Tuesday, November 30, 2010

Money, Power and Roger Goodell

Matt Aaron, who leads Inconclusive Evidence in personal fouls, sounds off on Roger Goodell

September 1st, 2006 Roger Goodell took office as the NFL Commissioner, succeeding Paul Tagliabue. Less than a year later, Goodell introduced a new player conduct policy which he certainly is implementing to its fullest. He has stressed a desire to start a franchise overseas and to expand the regular season by two games. We currently have different rules of overtime for the regular season and postseason. Fines are also at an all-time high, being dished out weekly. All of this activity makes me believe that the current Commish has never heard the phrase, “If it isn’t broke, don’t fix it.”
I completely understand why Goodell strolled into office and wanted to tackle the league’s image before it slipped out of control. In 2006, the Bengals had 9 different players who had been arrested. The artist previously known as Pacman and the late Chris Henry were getting into severe trouble and the media was running with the theme of a league filled with “thugs.” Goodell made the assessment that the players and the teams that have them under contract will feel the consequences of negative actions.
            Goodell quickly developed a reputation that he is going to be rigid with his punishments. Tank Johnson, Mike Vick, Dante Stallworth, and Ben Roethlisberger all were suspended for what was determined contact detrimental to the league.
             I do not have any major issues with most of those suspensions. I can make an argument that Roethlisberger’s suspension was excessive on an epic scale, because he was never arrested and there was never a criminal case filed on him. A case can also be made for Mike Vick who paid his debt to society and still was suspended, but I do see Goodell’s reasoning behind each decision. I do, however, have a problem with the recent inconsistency from the Commissioner. Roger has never been as severe with coaches as he is with players, though the conduct policy states that all NFL employees are accounted for. Bill Bilicheck was never suspended for “Spygate” and neither did Josh McDaniels for his recent home video. Goodell was quoted as saying that the use of the camera during the Patriots’ season-opening 38-14 win over the New York Jets had no impact on the game. If it did not have an impact on the game, then why did he take a draft pick away? More severe punishment was needed. Last summer, Cedric Benson was arrested for allegedelly punching a bartender in the face. The Cincinnati running back was arrested multiple times in 2008, yet he has never been suspended. Tennessee Titans quarterback, (who knows for how long), Vince Young, was the star of a video that quickly turned into an internet sensation when he clearly attempted to punch another person. After trying to hook-a-horn while at a strip club, VY begged Goodell to not suspend him on twitter the next day. He was never penalized.
               One chapter in the 2010 season book is definitely titled; When Personal Fouls turn to Personal Grudges. James Harrison is mean, we all know this, but he is not THAT mean. As of today, Harrison’s fines have topped 125,000 dollars, most of which are on borderline calls. He is not the cleanest player in the game, but the hits on Josh Cribbs, Vince Young, Drew Brees and definitely Ryan Fitzpatrick, did not warrant a fine. Throwing a flag is one thing, but continuing to fine a man because he is “repeat offender” is ridiculous.

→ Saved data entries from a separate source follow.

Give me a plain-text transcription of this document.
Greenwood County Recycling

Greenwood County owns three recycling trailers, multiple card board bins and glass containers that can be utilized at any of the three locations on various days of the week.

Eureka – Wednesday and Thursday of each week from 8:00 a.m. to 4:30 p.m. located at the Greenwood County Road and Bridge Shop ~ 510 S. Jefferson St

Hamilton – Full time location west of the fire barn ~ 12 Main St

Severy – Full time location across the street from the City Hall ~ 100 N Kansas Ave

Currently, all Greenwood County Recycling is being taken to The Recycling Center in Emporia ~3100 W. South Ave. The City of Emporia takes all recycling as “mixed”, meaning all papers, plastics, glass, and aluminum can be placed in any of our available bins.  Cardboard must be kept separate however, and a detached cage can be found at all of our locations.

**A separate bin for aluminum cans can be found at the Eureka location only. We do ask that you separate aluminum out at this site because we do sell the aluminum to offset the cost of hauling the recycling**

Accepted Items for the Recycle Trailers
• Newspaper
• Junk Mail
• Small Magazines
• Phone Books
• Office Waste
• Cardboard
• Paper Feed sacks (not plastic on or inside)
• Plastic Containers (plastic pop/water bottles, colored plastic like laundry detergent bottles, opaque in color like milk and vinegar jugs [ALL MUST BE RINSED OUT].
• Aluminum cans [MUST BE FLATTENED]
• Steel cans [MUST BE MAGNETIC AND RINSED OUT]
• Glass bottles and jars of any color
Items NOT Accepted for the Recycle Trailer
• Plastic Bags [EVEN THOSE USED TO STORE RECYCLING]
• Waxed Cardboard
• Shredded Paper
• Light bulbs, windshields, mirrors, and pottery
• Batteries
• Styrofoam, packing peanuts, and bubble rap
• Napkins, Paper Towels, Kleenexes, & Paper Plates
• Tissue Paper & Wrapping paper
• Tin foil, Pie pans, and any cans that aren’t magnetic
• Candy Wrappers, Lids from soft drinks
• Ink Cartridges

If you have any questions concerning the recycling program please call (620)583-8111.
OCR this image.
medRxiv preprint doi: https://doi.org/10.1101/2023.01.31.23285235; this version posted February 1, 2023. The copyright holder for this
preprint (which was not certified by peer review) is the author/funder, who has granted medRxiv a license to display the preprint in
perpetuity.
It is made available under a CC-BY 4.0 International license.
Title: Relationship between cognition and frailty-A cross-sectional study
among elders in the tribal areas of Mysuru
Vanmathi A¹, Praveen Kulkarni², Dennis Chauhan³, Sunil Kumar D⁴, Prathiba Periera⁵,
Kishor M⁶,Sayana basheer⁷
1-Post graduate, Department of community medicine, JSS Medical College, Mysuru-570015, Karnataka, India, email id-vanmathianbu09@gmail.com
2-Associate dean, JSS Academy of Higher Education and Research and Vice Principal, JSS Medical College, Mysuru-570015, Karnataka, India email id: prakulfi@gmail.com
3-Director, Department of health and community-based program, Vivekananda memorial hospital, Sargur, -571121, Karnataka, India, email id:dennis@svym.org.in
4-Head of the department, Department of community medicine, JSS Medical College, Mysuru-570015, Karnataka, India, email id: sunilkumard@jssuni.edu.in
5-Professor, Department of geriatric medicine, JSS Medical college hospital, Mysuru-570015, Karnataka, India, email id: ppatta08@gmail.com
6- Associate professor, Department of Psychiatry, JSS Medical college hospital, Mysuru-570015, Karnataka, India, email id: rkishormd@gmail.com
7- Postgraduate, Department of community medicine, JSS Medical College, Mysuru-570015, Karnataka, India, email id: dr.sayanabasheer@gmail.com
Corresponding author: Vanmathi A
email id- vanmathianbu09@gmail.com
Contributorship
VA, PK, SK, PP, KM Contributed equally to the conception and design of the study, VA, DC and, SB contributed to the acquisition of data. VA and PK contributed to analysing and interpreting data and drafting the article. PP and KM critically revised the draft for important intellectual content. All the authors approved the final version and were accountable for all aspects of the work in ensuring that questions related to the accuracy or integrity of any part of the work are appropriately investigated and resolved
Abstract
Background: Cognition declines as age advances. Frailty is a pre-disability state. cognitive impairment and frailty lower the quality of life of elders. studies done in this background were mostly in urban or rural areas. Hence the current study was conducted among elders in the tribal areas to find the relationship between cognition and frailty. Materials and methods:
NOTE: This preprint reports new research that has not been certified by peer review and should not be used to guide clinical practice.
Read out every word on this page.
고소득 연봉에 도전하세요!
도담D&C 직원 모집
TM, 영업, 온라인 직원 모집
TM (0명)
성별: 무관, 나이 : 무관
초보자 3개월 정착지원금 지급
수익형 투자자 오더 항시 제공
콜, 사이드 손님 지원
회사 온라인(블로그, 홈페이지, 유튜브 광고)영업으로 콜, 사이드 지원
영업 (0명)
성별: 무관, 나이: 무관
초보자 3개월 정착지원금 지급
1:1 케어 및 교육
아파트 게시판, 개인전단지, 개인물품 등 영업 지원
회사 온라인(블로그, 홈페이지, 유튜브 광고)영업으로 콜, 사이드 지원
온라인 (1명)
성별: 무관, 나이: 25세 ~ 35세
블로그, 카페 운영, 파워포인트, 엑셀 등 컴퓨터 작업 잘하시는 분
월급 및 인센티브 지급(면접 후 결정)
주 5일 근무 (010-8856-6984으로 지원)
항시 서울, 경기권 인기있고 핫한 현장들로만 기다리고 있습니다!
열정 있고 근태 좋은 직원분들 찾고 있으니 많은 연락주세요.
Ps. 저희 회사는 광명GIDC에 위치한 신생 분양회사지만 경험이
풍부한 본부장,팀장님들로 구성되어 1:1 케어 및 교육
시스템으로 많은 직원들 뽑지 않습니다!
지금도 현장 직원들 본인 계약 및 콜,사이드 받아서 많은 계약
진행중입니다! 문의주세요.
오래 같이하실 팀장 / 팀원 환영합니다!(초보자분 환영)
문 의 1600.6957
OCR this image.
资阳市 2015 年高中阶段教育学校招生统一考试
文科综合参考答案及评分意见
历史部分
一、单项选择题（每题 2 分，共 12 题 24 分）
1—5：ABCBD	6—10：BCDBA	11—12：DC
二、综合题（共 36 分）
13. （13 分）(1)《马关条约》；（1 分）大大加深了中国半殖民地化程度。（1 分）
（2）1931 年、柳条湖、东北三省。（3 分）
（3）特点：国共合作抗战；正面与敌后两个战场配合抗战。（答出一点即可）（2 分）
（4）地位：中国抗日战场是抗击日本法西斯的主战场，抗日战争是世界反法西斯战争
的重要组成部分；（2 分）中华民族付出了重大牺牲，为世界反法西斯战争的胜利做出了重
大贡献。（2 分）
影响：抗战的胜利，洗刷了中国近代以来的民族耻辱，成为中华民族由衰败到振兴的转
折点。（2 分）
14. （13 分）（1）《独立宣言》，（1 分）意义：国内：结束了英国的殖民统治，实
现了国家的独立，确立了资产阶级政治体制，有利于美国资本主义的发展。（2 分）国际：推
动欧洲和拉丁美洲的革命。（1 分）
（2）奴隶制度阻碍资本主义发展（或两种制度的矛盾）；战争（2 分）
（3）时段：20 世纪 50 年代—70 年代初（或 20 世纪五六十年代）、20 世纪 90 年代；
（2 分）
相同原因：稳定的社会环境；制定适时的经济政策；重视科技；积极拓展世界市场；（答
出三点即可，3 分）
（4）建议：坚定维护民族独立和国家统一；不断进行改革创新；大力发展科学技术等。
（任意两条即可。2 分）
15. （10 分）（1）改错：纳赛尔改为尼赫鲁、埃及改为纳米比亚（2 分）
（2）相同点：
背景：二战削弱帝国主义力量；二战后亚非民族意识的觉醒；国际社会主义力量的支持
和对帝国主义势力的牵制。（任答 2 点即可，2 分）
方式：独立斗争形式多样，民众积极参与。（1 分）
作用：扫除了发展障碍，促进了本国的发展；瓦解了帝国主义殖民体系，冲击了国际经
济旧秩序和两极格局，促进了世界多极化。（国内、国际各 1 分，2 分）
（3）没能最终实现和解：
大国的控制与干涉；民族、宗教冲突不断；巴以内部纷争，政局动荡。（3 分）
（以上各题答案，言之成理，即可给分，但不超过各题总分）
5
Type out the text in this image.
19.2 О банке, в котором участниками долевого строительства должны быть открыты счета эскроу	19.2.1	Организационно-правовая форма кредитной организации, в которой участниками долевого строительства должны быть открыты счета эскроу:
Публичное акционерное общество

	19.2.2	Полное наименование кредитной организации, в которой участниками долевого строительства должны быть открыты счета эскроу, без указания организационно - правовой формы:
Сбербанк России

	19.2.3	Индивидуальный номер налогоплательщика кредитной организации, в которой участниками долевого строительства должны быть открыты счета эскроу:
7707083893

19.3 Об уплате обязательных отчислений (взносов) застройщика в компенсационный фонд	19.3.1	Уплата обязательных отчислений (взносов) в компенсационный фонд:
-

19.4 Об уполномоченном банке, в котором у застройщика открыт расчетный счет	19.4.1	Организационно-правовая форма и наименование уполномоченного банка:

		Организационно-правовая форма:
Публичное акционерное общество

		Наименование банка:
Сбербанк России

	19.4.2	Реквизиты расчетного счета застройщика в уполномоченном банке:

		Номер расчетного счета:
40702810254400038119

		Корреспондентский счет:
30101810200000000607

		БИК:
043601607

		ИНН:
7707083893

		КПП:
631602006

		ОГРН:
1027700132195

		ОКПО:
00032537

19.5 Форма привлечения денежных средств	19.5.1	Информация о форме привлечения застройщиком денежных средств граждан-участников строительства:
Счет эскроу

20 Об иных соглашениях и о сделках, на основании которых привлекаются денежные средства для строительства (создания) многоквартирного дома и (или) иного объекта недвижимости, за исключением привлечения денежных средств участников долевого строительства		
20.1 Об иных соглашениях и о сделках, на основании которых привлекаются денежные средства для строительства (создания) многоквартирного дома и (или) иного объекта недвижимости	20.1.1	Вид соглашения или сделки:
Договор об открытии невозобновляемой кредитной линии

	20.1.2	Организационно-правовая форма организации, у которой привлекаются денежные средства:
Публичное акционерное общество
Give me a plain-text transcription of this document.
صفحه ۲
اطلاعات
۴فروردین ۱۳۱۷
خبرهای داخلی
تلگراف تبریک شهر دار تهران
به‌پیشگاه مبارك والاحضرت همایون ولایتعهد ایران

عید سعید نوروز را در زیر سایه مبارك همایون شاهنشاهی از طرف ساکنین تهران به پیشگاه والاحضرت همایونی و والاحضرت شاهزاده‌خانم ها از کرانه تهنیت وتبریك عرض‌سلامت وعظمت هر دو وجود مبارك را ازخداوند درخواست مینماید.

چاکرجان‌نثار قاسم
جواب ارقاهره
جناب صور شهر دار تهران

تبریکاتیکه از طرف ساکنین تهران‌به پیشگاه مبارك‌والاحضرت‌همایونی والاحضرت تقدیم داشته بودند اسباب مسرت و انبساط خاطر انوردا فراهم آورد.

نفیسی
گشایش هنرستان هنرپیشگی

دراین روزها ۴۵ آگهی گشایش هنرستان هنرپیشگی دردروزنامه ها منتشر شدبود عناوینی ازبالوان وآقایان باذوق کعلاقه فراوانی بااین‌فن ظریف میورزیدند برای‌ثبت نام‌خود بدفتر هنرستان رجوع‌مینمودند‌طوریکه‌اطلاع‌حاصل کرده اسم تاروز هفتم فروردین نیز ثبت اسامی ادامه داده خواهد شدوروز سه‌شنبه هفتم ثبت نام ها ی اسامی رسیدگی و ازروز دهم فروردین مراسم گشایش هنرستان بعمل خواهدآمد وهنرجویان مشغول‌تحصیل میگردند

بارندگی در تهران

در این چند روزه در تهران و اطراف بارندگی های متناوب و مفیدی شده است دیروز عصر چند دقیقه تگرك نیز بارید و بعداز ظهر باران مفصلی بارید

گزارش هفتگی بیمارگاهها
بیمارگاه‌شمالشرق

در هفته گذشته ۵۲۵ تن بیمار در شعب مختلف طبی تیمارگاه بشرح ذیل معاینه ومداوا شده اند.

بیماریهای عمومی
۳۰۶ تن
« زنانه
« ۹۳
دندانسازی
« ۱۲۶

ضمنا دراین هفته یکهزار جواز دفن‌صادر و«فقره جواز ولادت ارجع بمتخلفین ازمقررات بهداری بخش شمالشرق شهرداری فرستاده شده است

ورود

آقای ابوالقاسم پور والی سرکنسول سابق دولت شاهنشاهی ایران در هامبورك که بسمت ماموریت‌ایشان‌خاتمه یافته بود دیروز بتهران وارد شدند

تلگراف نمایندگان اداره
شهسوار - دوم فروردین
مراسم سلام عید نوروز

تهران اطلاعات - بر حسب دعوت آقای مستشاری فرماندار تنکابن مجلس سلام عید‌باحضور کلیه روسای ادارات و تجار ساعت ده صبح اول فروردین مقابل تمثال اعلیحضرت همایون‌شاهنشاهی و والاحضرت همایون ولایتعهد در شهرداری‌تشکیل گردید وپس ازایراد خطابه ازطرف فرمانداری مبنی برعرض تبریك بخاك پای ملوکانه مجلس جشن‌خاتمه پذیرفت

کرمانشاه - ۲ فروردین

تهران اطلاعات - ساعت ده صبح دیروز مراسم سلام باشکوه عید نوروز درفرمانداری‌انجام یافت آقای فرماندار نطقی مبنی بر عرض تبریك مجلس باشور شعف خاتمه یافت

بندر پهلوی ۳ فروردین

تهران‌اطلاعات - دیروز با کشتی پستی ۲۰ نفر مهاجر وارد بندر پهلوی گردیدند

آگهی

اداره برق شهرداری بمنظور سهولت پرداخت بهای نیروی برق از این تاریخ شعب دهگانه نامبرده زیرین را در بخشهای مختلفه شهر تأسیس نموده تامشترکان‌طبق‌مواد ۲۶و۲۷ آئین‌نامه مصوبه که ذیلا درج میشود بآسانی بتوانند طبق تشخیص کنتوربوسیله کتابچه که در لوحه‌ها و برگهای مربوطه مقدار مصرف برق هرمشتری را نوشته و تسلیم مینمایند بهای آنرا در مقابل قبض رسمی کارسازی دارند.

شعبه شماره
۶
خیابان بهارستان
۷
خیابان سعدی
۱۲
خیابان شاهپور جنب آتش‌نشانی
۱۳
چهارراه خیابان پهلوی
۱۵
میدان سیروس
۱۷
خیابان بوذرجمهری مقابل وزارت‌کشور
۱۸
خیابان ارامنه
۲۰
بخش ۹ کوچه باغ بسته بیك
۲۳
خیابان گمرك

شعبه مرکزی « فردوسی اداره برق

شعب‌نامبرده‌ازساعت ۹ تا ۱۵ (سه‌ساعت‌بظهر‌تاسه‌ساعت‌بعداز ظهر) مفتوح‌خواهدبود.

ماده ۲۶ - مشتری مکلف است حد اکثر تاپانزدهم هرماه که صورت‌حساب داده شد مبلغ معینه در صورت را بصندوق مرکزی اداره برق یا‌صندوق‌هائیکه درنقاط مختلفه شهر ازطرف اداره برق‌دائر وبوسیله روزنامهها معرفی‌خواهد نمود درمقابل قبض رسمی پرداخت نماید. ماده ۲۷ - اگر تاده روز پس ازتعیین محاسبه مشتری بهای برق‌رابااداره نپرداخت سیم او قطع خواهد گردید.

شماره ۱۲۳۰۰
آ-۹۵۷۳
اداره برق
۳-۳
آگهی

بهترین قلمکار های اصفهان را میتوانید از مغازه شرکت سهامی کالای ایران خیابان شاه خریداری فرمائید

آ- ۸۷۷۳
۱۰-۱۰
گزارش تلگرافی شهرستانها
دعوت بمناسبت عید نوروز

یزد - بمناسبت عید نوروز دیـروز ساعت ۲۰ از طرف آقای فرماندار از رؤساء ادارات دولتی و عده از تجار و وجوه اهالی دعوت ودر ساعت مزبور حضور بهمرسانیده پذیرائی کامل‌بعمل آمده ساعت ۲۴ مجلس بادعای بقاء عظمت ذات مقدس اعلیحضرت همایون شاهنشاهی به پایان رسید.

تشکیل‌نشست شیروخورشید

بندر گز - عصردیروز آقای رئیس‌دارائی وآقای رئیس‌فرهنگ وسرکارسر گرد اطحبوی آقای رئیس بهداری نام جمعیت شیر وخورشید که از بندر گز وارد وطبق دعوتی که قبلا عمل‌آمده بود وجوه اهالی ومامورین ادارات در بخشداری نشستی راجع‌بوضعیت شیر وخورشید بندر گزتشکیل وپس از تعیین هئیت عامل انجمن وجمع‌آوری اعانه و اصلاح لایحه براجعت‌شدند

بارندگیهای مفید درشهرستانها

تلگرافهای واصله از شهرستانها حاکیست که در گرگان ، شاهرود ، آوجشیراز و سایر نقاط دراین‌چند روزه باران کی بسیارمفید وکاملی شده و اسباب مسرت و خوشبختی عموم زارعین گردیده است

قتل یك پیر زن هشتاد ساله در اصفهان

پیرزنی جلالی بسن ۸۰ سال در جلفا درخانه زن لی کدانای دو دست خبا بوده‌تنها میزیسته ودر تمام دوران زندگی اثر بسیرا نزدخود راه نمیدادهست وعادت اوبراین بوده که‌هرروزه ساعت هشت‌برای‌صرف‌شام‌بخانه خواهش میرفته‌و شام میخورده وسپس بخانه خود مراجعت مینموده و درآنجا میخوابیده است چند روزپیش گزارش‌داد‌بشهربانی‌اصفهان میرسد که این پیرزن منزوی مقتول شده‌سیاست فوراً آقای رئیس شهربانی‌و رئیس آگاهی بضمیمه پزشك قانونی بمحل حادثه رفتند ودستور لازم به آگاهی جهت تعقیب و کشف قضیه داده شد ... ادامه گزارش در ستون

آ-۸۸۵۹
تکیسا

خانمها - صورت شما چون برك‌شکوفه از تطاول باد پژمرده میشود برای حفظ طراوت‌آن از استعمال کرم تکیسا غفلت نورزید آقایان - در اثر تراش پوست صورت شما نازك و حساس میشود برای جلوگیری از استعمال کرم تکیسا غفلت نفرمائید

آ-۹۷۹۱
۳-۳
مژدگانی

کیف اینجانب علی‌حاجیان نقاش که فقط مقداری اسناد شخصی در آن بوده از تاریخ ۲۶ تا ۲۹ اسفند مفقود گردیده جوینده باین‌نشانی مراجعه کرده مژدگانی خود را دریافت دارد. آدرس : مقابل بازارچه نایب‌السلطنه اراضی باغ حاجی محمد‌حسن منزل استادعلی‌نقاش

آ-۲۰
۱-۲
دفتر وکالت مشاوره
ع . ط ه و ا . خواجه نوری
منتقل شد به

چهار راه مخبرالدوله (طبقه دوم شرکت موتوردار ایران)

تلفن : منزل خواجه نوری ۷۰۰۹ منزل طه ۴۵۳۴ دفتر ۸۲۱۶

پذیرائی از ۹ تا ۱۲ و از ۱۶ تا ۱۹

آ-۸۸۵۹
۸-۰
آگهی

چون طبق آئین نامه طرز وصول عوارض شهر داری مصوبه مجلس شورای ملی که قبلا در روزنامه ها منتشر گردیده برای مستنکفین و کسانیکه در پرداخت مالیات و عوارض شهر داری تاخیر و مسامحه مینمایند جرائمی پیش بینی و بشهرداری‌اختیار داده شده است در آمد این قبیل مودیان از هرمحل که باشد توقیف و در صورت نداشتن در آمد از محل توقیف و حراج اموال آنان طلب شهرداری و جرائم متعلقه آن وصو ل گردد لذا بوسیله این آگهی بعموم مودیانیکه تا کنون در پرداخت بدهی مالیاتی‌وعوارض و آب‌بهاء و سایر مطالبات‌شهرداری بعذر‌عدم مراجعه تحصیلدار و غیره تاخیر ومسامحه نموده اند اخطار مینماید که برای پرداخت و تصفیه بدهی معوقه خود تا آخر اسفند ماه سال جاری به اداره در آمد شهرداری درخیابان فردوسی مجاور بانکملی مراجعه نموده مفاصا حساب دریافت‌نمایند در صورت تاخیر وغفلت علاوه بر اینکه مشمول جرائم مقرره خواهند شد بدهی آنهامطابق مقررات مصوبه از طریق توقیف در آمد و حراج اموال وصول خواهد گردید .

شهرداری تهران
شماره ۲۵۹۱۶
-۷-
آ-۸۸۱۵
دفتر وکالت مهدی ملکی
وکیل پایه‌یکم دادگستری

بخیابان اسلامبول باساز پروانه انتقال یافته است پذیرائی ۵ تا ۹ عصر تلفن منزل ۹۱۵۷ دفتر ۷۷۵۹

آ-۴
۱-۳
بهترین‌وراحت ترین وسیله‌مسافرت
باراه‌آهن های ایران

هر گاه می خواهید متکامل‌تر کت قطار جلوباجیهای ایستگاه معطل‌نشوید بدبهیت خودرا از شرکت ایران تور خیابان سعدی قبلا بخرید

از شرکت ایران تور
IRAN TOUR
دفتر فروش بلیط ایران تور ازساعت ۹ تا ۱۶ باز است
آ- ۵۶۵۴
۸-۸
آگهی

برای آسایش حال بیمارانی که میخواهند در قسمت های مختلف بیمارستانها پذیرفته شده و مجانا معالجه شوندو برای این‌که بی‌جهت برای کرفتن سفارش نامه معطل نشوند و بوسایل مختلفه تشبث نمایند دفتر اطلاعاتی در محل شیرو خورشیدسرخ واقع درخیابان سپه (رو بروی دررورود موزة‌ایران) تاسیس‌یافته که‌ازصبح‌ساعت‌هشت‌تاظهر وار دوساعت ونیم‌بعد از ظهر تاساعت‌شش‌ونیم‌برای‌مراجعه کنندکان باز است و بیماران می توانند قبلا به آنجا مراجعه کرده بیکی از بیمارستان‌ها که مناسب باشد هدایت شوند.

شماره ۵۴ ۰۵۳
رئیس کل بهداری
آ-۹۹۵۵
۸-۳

           I cannot say for sure, but I have a strong feeling that the communication between the referees and the NFL office is not as smooth as it needs to be. The refs feel added pressure to throw a flag, because they do not want to let a play go, that later will lead to a fine. Harrison gets called two weeks ago for “driving Campbell into the ground,” and last week gets the flag/fine combo for hitting the Harvard grad in his chest. These penalties literally had ESPN personality and former NFL quarterback Trent Dilfer say on the air, “I do not even want to talk about.” Steve Young also sounded off on these ridiculous calls. There is not a muscle that Harrison can touch on a quarterback right now. With that being said, Cortland Finnegan and Andre Johnson get into a fight in the middle of the field and get simply a 25K fine. Personally, I believe Finnegan deserved an old time whooping like he received, but that does not give AJ permission to do so. Punches were thrown after the play, clearly not in the act of playing football. Millions of people, including young children witnessed Johnson throwing haymakers and he gets the same punishment as a borderline roughing the passer call on Harrison. But then again, Andre Johnson plays this Thursday on the NFL Network and the NFL office definitely does not want him out for their game.
          

Sun-Sentinel
 
             The flags and fines are flying all over the place in order to protect player’s safety, yet Goodell wants the season to expand by 2 games. With or without multiple bye weeks, that is absolutely ridiculous in terms of player safety. Steelers’ wide receiver Hines Ward stated that player’s careers will have YEARS cut off it if the league goes to 18 games. If Goodell did not think this would hurt individual players, than he would not have proposed that rosters would increase if the number of games do. Clearly, a lot more players are going to get injured in this scenario.
            Hopefully by next season, the overtime rule will be the same for both the regular season and the postseason. I have no problem with him trying to make the rule fairer, but it must be the same the entire season. (Stay tuned in the next couple weeks for Dr. Matt Aaron’s flawless idea for NFL overtime here on Inconclusive Evidence)
            Lastly, expansion overseas to me simply sounds like the NFL is getting greedy. NFL Europe was losing 30 million dollars a year by its conclusion in 2007. I understand that more competitive and athletically gifted players will be showcased with a NFL team in Europe, but traveling time, costs and energy would be epic. The NFL currently makes sickening amounts of money and I do not think it would be worth the trouble to start a team overseas.
            Many internet message board posters refer to Goodell as a dictator, a man with too much power. I strongly believe that deep down he does care about the safety of his employees, I just believe he is going at it wrong. Communication levels are not there and the game is starting to change drastically. The NFL still has too good of a product to lose its fans, which is why Goodell can get away with attempting to experiment with curious decisions. I will conclude with this, his emphasis on head injuries is something that future retired players will thank Roger for and he does deserve positive remarks for that.